C’est une très bonne nouvelle, ce changement de culture.

Sans doute, mais cela n’a rien d’évident pour les organisations…

Oui : elles doivent abandonner leur tendance traditionnelle à s’en remettre au diplôme – diplôme dont l’obsolescence, du reste, est toujours plus rapide – au profit de quelque chose de beaucoup moins confortable. Mais elles n’ont pas le choix. Notamment parce qu’arrive cette fameuse génération Y, et les suivantes, qui ont une aspiration forte à collaborer et à recevoir de la confiance, et qui ruent dans les brancards si on tente de leur imposer une culture managériale verticale, ne leur laissant pas suffisamment d’autonomie. Il va falloir apprendre à les accueillir, et il y a beaucoup à perdre pour les entreprises qui n’y parviendront pas.

Nous avons beaucoup parlé de la confiance au sein des organisations. La question se pose-t-elle dans les mêmes termes avec les partenaires extérieurs à l’entreprise ?

Je ne vois pas de différence majeure. Evidemment, là où c’est plus difficile, c’est qu’on n’est pas dans le même bateau. Mais les intérêts communs existent et le fait d’appartenir à des organisations différentes peut aussi rendre plus cruciale, plus nécessaire la confiance entre deux personnes, entre deux équipes. On retrouve alors la même dynamique : l’impact des gestes forts, le travail du temps, la reconnaissance active de ce qu’apportent les partenaires, l’importance d’un projet qui fait sens…

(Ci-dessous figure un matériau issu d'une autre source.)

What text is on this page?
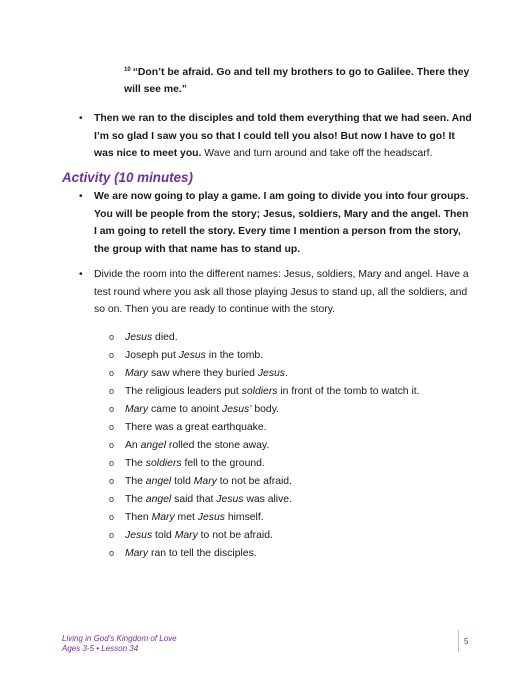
$^{10}$ “Don’t be afraid. Go and tell my brothers to go to Galilee. There they will see me.”
•	Then we ran to the disciples and told them everything that we had seen. And I’m so glad I saw you so that I could tell you also! But now I have to go! It was nice to meet you. Wave and turn around and take off the headscarf.
Activity (10 minutes)
•	We are now going to play a game. I am going to divide you into four groups. You will be people from the story; Jesus, soldiers, Mary and the angel. Then I am going to retell the story. Every time I mention a person from the story, the group with that name has to stand up.
•	Divide the room into the different names: Jesus, soldiers, Mary and angel. Have a test round where you ask all those playing Jesus to stand up, all the soldiers, and so on. Then you are ready to continue with the story.
o Jesus died.
o Joseph put Jesus in the tomb.
o Mary saw where they buried Jesus.
o The religious leaders put soldiers in front of the tomb to watch it.
o Mary came to anoint Jesus’ body.
o There was a great earthquake.
o An angel rolled the stone away.
o The soldiers fell to the ground.
o The angel told Mary to not be afraid.
o The angel said that Jesus was alive.
o Then Mary met Jesus himself.
o Jesus told Mary to not be afraid.
o Mary ran to tell the disciples.
Living in God’s Kingdom of Love
Ages 3-5 • Lesson 34
5
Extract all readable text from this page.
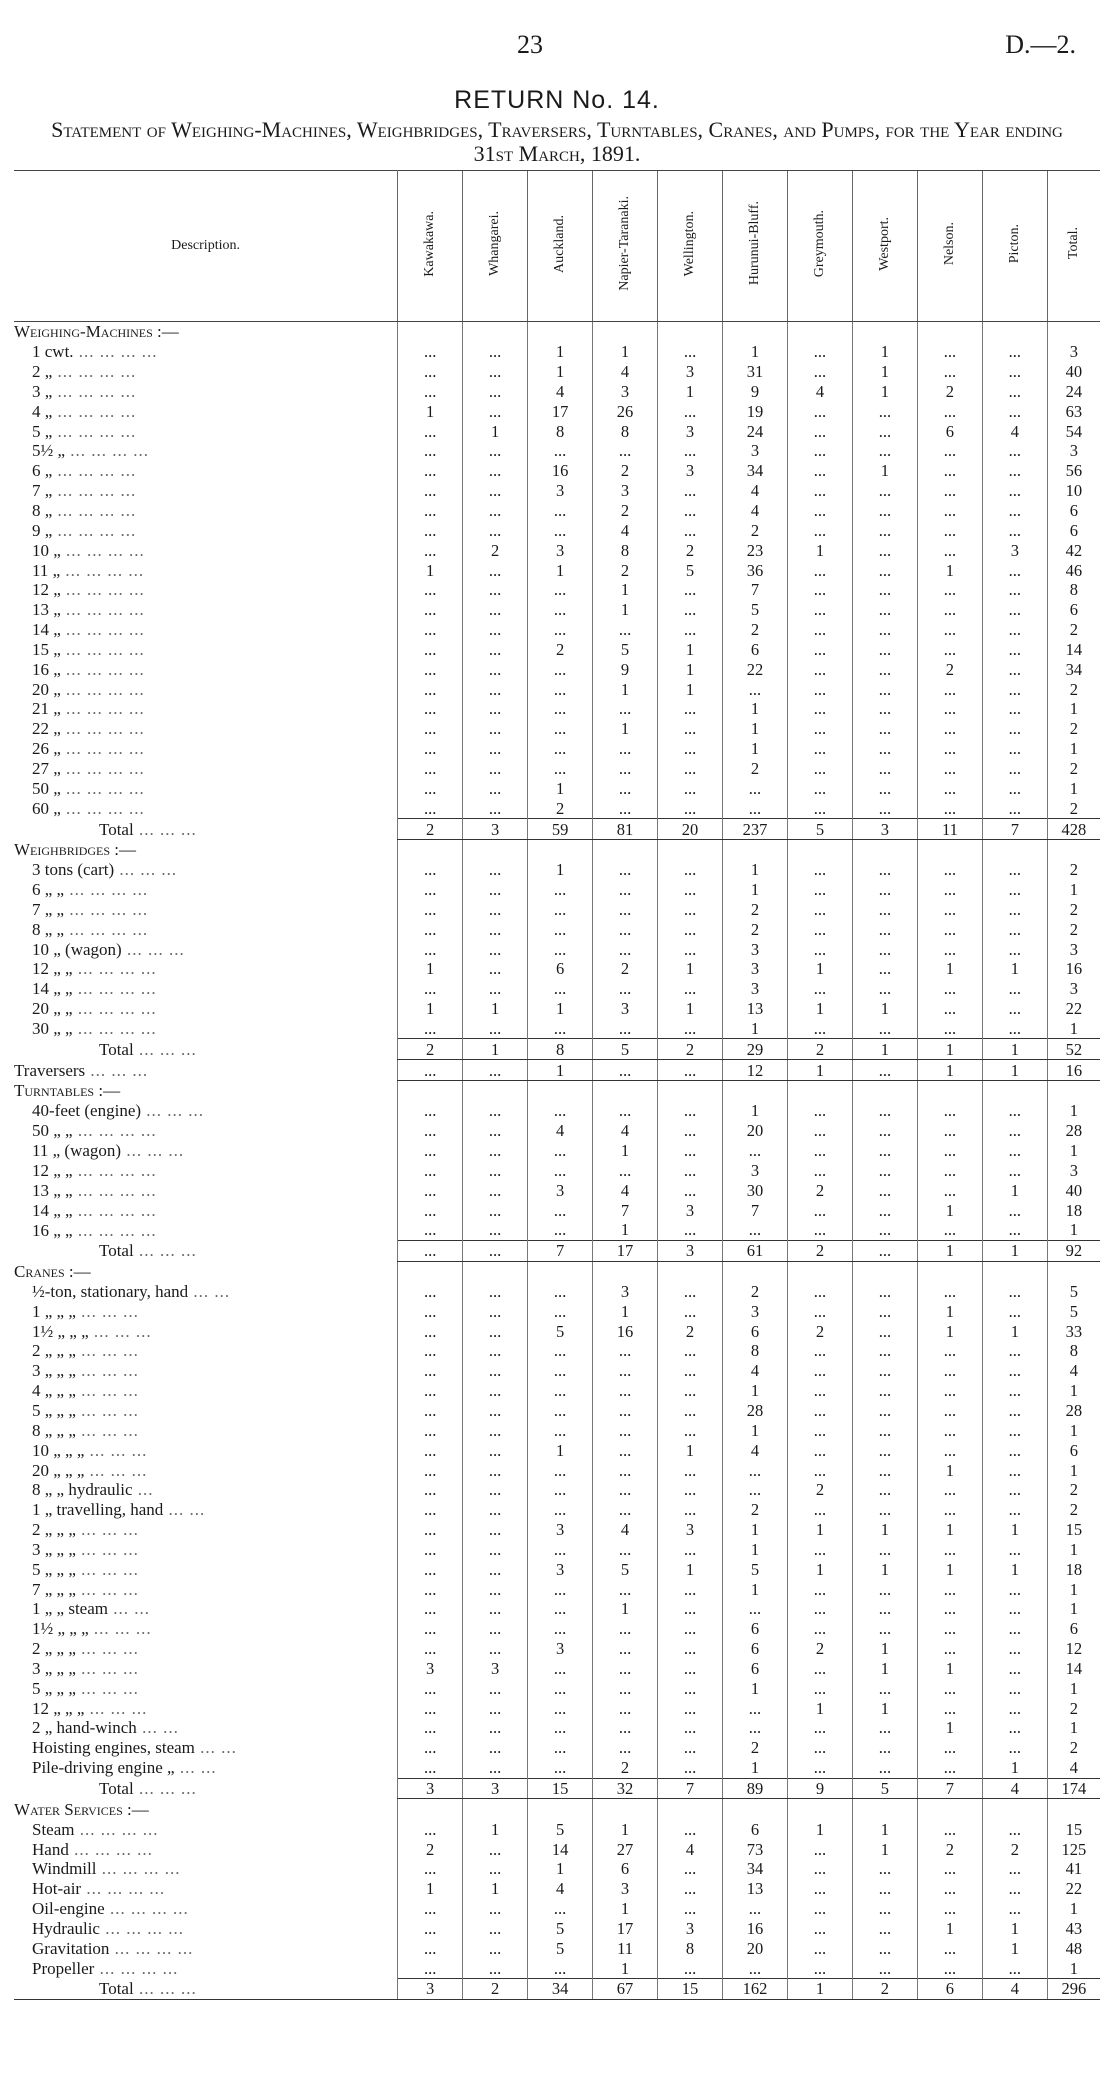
23	D.—2.
RETURN No. 14.
Statement of Weighing-Machines, Weighbridges, Traversers, Turntables, Cranes, and Pumps, for the Year ending 31st March, 1891.
Description.	Kawakawa.	Whangarei.	Auckland.	Napier-Taranaki.	Wellington.	Hurunui-Bluff.	Greymouth.	Westport.	Nelson.	Picton.	Total.
Weighing-Machines :—											
1 cwt. ... ... ... ...	...	...	1	1	...	1	...	1	...	...	3
2 „ ... ... ... ...	...	...	1	4	3	31	...	1	...	...	40
3 „ ... ... ... ...	...	...	4	3	1	9	4	1	2	...	24
4 „ ... ... ... ...	1	...	17	26	...	19	...	...	...	...	63
5 „ ... ... ... ...	...	1	8	8	3	24	...	...	6	4	54
5½ „ ... ... ... ...	...	...	...	...	...	3	...	...	...	...	3
6 „ ... ... ... ...	...	...	16	2	3	34	...	1	...	...	56
7 „ ... ... ... ...	...	...	3	3	...	4	...	...	...	...	10
8 „ ... ... ... ...	...	...	...	2	...	4	...	...	...	...	6
9 „ ... ... ... ...	...	...	...	4	...	2	...	...	...	...	6
10 „ ... ... ... ...	...	2	3	8	2	23	1	...	...	3	42
11 „ ... ... ... ...	1	...	1	2	5	36	...	...	1	...	46
12 „ ... ... ... ...	...	...	...	1	...	7	...	...	...	...	8
13 „ ... ... ... ...	...	...	...	1	...	5	...	...	...	...	6
14 „ ... ... ... ...	...	...	...	...	...	2	...	...	...	...	2
15 „ ... ... ... ...	...	...	2	5	1	6	...	...	...	...	14
16 „ ... ... ... ...	...	...	...	9	1	22	...	...	2	...	34
20 „ ... ... ... ...	...	...	...	1	1	...	...	...	...	...	2
21 „ ... ... ... ...	...	...	...	...	...	1	...	...	...	...	1
22 „ ... ... ... ...	...	...	...	1	...	1	...	...	...	...	2
26 „ ... ... ... ...	...	...	...	...	...	1	...	...	...	...	1
27 „ ... ... ... ...	...	...	...	...	...	2	...	...	...	...	2
50 „ ... ... ... ...	...	...	1	...	...	...	...	...	...	...	1
60 „ ... ... ... ...	...	...	2	...	...	...	...	...	...	...	2
Total ... ... ...	2	3	59	81	20	237	5	3	11	7	428
Weighbridges :—											
3 tons (cart) ... ... ...	...	...	1	...	...	1	...	...	...	...	2
6 „ „ ... ... ... ...	...	...	...	...	...	1	...	...	...	...	1
7 „ „ ... ... ... ...	...	...	...	...	...	2	...	...	...	...	2
8 „ „ ... ... ... ...	...	...	...	...	...	2	...	...	...	...	2
10 „ (wagon) ... ... ...	...	...	...	...	...	3	...	...	...	...	3
12 „ „ ... ... ... ...	1	...	6	2	1	3	1	...	1	1	16
14 „ „ ... ... ... ...	...	...	...	...	...	3	...	...	...	...	3
20 „ „ ... ... ... ...	1	1	1	3	1	13	1	1	...	...	22
30 „ „ ... ... ... ...	...	...	...	...	...	1	...	...	...	...	1
Total ... ... ...	2	1	8	5	2	29	2	1	1	1	52
Traversers ... ... ...	...	...	1	...	...	12	1	...	1	1	16
Turntables :—											
40-feet (engine) ... ... ...	...	...	...	...	...	1	...	...	...	...	1
50 „ „ ... ... ... ...	...	...	4	4	...	20	...	...	...	...	28
11 „ (wagon) ... ... ...	...	...	...	1	...	...	...	...	...	...	1
12 „ „ ... ... ... ...	...	...	...	...	...	3	...	...	...	...	3
13 „ „ ... ... ... ...	...	...	3	4	...	30	2	...	...	1	40
14 „ „ ... ... ... ...	...	...	...	7	3	7	...	...	1	...	18
16 „ „ ... ... ... ...	...	...	...	1	...	...	...	...	...	...	1
Total ... ... ...	...	...	7	17	3	61	2	...	1	1	92
Cranes :—											
½-ton, stationary, hand ... ...	...	...	...	3	...	2	...	...	...	...	5
1 „ „ „ ... ... ...	...	...	...	1	...	3	...	...	1	...	5
1½ „ „ „ ... ... ...	...	...	5	16	2	6	2	...	1	1	33
2 „ „ „ ... ... ...	...	...	...	...	...	8	...	...	...	...	8
3 „ „ „ ... ... ...	...	...	...	...	...	4	...	...	...	...	4
4 „ „ „ ... ... ...	...	...	...	...	...	1	...	...	...	...	1
5 „ „ „ ... ... ...	...	...	...	...	...	28	...	...	...	...	28
8 „ „ „ ... ... ...	...	...	...	...	...	1	...	...	...	...	1
10 „ „ „ ... ... ...	...	...	1	...	1	4	...	...	...	...	6
20 „ „ „ ... ... ...	...	...	...	...	...	...	...	...	1	...	1
8 „ „ hydraulic ...	...	...	...	...	...	...	2	...	...	...	2
1 „ travelling, hand ... ...	...	...	...	...	...	2	...	...	...	...	2
2 „ „ „ ... ... ...	...	...	3	4	3	1	1	1	1	1	15
3 „ „ „ ... ... ...	...	...	...	...	...	1	...	...	...	...	1
5 „ „ „ ... ... ...	...	...	3	5	1	5	1	1	1	1	18
7 „ „ „ ... ... ...	...	...	...	...	...	1	...	...	...	...	1
1 „ „ steam ... ...	...	...	...	1	...	...	...	...	...	...	1
1½ „ „ „ ... ... ...	...	...	...	...	...	6	...	...	...	...	6
2 „ „ „ ... ... ...	...	...	3	...	...	6	2	1	...	...	12
3 „ „ „ ... ... ...	3	3	...	...	...	6	...	1	1	...	14
5 „ „ „ ... ... ...	...	...	...	...	...	1	...	...	...	...	1
12 „ „ „ ... ... ...	...	...	...	...	...	...	1	1	...	...	2
2 „ hand-winch ... ...	...	...	...	...	...	...	...	...	1	...	1
Hoisting engines, steam ... ...	...	...	...	...	...	2	...	...	...	...	2
Pile-driving engine „ ... ...	...	...	...	2	...	1	...	...	...	1	4
Total ... ... ...	3	3	15	32	7	89	9	5	7	4	174
Water Services :—											
Steam ... ... ... ...	...	1	5	1	...	6	1	1	...	...	15
Hand ... ... ... ...	2	...	14	27	4	73	...	1	2	2	125
Windmill ... ... ... ...	...	...	1	6	...	34	...	...	...	...	41
Hot-air ... ... ... ...	1	1	4	3	...	13	...	...	...	...	22
Oil-engine ... ... ... ...	...	...	...	1	...	...	...	...	...	...	1
Hydraulic ... ... ... ...	...	...	5	17	3	16	...	...	1	1	43
Gravitation ... ... ... ...	...	...	5	11	8	20	...	...	...	1	48
Propeller ... ... ... ...	...	...	...	1	...	...	...	...	...	...	1
Total ... ... ...	3	2	34	67	15	162	1	2	6	4	296
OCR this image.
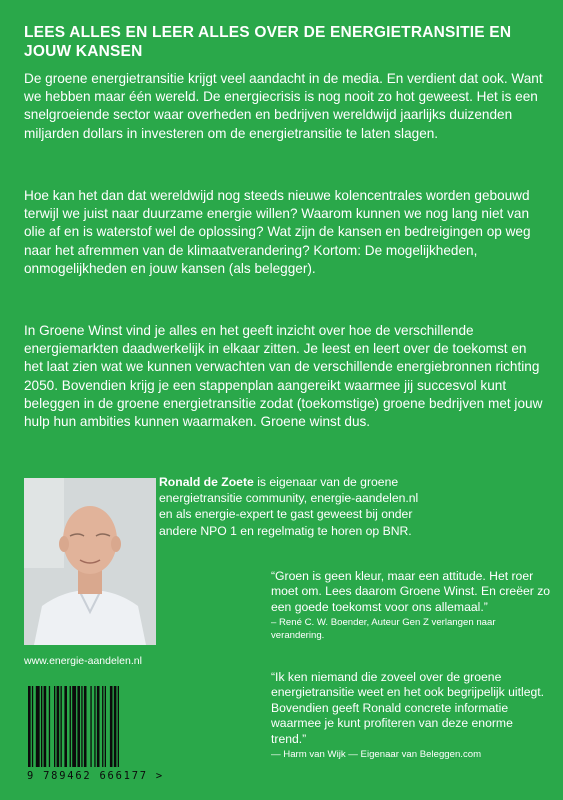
LEES ALLES EN LEER ALLES OVER DE ENERGIETRANSITIE EN JOUW KANSEN

De groene energietransitie krijgt veel aandacht in de media. En verdient dat ook. Want we hebben maar één wereld. De energiecrisis is nog nooit zo hot geweest. Het is een snelgroeiende sector waar overheden en bedrijven wereldwijd jaarlijks duizenden miljarden dollars in investeren om de energietransitie te laten slagen.

Hoe kan het dan dat wereldwijd nog steeds nieuwe kolencentrales worden gebouwd terwijl we juist naar duurzame energie willen? Waarom kunnen we nog lang niet van olie af en is waterstof wel de oplossing? Wat zijn de kansen en bedreigingen op weg naar het afremmen van de klimaatverandering? Kortom: De mogelijkheden, onmogelijkheden en jouw kansen (als belegger).

In Groene Winst vind je alles en het geeft inzicht over hoe de verschillende energiemarkten daadwerkelijk in elkaar zitten. Je leest en leert over de toekomst en het laat zien wat we kunnen verwachten van de verschillende energiebronnen richting 2050. Bovendien krijg je een stappenplan aangereikt waarmee jij succesvol kunt beleggen in de groene energietransitie zodat (toekomstige) groene bedrijven met jouw hulp hun ambities kunnen waarmaken. Groene winst dus.

Ronald de Zoete is eigenaar van de groene energietransitie community, energie-aandelen.nl en als energie-expert te gast geweest bij onder andere NPO 1 en regelmatig te horen op BNR.

www.energie-aandelen.nl

“Groen is geen kleur, maar een attitude. Het roer moet om. Lees daarom Groene Winst. En creëer zo een goede toekomst voor ons allemaal.”
– René C. W. Boender, Auteur Gen Z verlangen naar verandering.

“Ik ken niemand die zoveel over de groene energietransitie weet en het ook begrijpelijk uitlegt. Bovendien geeft Ronald concrete informatie waarmee je kunt profiteren van deze enorme trend.”
— Harm van Wijk — Eigenaar van Beleggen.com

9 789462 666177 >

Ce qui peut faire la différence, aussi bien au sein d’une entreprise qu’avec les partenaires extérieurs, c’est la curiosité que vous manifestez à l’égard de ce que font les autres. Sans cette curiosité, pas de compréhension mutuelle, pas de reconnaissance, et pas de confiance.

C’est un point important, et il l’est d’autant plus dans une économie mondialisée où vos partenaires, clients et fournisseurs, mais aussi vos concurrents, sont étrangers. Si vous arrivez avec vos idées préconçues, vous risquez fort de connaître des déconvenues…

Au-delà, c’est l’un des grands défis de notre époque : découvrir que l’on peut travailler avec d’autres (des Chinois, des Brésiliens…) et apprendre à établir des relations de confiance d’un autre type. Cela requiert un effort, une curiosité – ce qui n’a rien d’évident chez des peuples qui, comme les Français, les Britanniques, les Américains ou les Chinois, ont cru qu’ils étaient le monde – et in fine une culture.

Dans un monde multipolaire, un monde nouveau où chacun est ramené à une position marginale et où nul ne peut prétendre être au centre du jeu, cette culture est ce qui vous permet de créer des liens, de tisser de la confiance et, pour une entreprise, de faire vivre et de valoriser sa propre différence – une différence qui s’appelle aussi valeur ajoutée.

C’est ainsi que dans les relations d’affaires comme ailleurs, la confiance-trust permet la confiance-confidence : si l’on fait confiance aux autres, ils nous font confiance, et cela permet d’avoir confiance en nous : de continuer à croire à ce qui nous rend différents.